Nursing Diagnosis: Imbalanced Nutrition: Less Than Body Requirements

Related to:

  • Iron loss secondary to postpartum hemorrhage
  • Potential for decreased appetite, fatigue, or nausea in the postpartum period
  • Insufficient knowledge of postpartum nutritional needs

As evidenced by:

  • Laboratory evidence of anemia (decreased hemoglobin, hematocrit, iron, ferritin)
  • Reports of fatigue, weakness, lightheadedness
  • Pale conjunctiva or skin pallor
  • Potential for delayed wound healing or impaired immune function

Expected Outcomes:

  • Patient will verbalize understanding of dietary sources of iron and other essential nutrients for postpartum recovery.
  • Patient will demonstrate improved iron status as evidenced by laboratory values within normal limits at follow-up.
  • Patient will report increased energy levels and reduced symptoms of anemia.

Assessments:

  1. Laboratory Value Assessment: Monitor CBC and iron studies (serum iron, ferritin, total iron-binding capacity) to assess for anemia and iron deficiency. Track trends in hemoglobin and hematocrit.
  2. Fluid Status Assessment: Evaluate hydration status, as adequate fluid intake is crucial for nutrient transport and overall recovery. Assess for signs of dehydration and monitor intake and output.
  3. Anemia Symptom Assessment: Assess for subjective and objective signs of anemia: fatigue, weakness, pallor, shortness of breath on exertion, dizziness, headaches.
  4. Appetite and Intake Assessment: Evaluate the patient’s appetite and food intake.

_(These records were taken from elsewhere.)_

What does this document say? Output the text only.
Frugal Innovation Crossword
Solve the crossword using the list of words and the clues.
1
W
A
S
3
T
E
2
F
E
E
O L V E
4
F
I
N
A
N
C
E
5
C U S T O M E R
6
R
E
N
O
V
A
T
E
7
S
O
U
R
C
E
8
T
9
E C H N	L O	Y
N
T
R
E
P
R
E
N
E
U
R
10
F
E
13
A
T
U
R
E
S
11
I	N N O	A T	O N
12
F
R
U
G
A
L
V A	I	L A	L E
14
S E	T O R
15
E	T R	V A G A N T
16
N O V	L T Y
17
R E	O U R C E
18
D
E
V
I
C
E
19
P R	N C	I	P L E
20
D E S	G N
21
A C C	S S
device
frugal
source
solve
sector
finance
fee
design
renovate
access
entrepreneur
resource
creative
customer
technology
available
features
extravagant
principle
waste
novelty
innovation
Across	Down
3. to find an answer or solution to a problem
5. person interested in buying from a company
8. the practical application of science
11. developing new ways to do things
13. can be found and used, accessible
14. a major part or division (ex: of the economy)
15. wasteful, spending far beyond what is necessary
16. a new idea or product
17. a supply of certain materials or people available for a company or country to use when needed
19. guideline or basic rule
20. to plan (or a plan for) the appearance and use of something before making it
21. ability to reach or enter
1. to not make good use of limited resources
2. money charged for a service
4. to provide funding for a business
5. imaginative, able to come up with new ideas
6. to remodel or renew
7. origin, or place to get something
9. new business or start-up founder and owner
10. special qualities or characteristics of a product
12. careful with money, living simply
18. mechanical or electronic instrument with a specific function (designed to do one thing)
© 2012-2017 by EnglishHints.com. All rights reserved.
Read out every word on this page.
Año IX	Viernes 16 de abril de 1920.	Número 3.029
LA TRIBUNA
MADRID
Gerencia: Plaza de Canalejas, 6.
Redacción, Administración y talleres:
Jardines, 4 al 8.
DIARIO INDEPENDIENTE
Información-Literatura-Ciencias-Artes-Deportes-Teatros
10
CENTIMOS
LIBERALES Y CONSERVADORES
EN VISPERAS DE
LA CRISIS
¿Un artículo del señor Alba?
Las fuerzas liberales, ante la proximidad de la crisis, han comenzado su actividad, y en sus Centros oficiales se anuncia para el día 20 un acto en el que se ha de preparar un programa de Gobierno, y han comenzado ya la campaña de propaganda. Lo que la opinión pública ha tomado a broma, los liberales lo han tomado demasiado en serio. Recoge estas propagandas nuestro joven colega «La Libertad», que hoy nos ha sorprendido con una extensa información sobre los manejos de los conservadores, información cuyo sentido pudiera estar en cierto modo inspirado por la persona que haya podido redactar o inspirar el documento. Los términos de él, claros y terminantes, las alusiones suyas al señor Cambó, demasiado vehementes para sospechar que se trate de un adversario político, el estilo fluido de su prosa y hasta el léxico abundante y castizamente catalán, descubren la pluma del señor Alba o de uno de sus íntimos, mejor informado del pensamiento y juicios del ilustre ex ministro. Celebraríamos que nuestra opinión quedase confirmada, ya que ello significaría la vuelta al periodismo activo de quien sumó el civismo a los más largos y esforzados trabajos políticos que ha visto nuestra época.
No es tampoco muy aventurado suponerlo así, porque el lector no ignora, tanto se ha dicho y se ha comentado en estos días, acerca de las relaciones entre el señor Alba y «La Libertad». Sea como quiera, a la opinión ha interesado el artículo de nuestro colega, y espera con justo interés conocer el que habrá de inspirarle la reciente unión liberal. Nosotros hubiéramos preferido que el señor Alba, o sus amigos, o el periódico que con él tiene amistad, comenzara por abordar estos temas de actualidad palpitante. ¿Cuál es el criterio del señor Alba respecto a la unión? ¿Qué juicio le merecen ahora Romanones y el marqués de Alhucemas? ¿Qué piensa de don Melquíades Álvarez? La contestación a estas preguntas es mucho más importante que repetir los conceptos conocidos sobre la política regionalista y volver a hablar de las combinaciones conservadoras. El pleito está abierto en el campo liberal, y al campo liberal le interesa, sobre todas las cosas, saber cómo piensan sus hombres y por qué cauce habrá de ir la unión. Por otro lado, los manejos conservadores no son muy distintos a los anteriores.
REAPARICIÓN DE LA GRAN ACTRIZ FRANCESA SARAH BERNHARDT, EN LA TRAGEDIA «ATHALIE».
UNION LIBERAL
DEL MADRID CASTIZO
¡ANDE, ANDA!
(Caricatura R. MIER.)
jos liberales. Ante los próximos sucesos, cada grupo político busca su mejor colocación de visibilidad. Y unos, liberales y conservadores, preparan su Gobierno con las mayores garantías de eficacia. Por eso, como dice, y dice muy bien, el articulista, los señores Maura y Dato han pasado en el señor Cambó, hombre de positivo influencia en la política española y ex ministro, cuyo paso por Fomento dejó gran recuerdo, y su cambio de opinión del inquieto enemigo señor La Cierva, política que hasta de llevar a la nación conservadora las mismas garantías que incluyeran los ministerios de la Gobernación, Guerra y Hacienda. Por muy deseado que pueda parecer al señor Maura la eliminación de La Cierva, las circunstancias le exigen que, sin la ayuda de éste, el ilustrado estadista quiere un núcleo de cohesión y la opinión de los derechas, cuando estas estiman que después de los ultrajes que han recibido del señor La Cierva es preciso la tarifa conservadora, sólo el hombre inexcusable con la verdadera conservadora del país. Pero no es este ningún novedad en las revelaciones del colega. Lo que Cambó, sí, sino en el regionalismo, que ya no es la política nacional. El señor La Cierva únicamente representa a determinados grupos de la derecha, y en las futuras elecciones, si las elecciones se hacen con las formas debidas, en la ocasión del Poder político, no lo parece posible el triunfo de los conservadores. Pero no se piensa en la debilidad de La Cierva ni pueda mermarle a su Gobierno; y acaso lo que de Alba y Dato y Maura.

Identify any barriers to adequate nutrition (nausea, pain, fatigue, depression, cultural or dietary restrictions).

Interventions:

  1. Hydration Promotion: Encourage adequate oral fluid intake (water, juice, milk, broth). If oral intake is insufficient, intravenous hydration may be necessary. Adequate hydration supports overall physiological function and nutrient absorption.
  2. Dietary Iron Education: Provide education on dietary sources of iron. Emphasize heme iron sources (lean meats, poultry, fish) which are more readily absorbed. Discuss non-heme iron sources (beans, lentils, spinach, fortified cereals) and strategies to enhance absorption (consuming with vitamin C-rich foods).
  3. Iron Supplement Education: If iron supplements are prescribed, provide thorough education on:
    • Optimal timing and administration (e.g., on an empty stomach if tolerated, with vitamin C).
    • Avoidance of concurrent intake with calcium-rich foods or antacids, which can impair iron absorption.
    • Common side effects (constipation, nausea) and strategies to manage them (increased fiber and fluid intake).
    • Importance of consistent adherence to the prescribed regimen.
  4. Dietitian Referral: Referral to a registered dietitian may be beneficial for patients with significant nutritional deficits, complex dietary needs, or persistent anemia. A dietitian can provide individualized meal planning and nutritional counseling.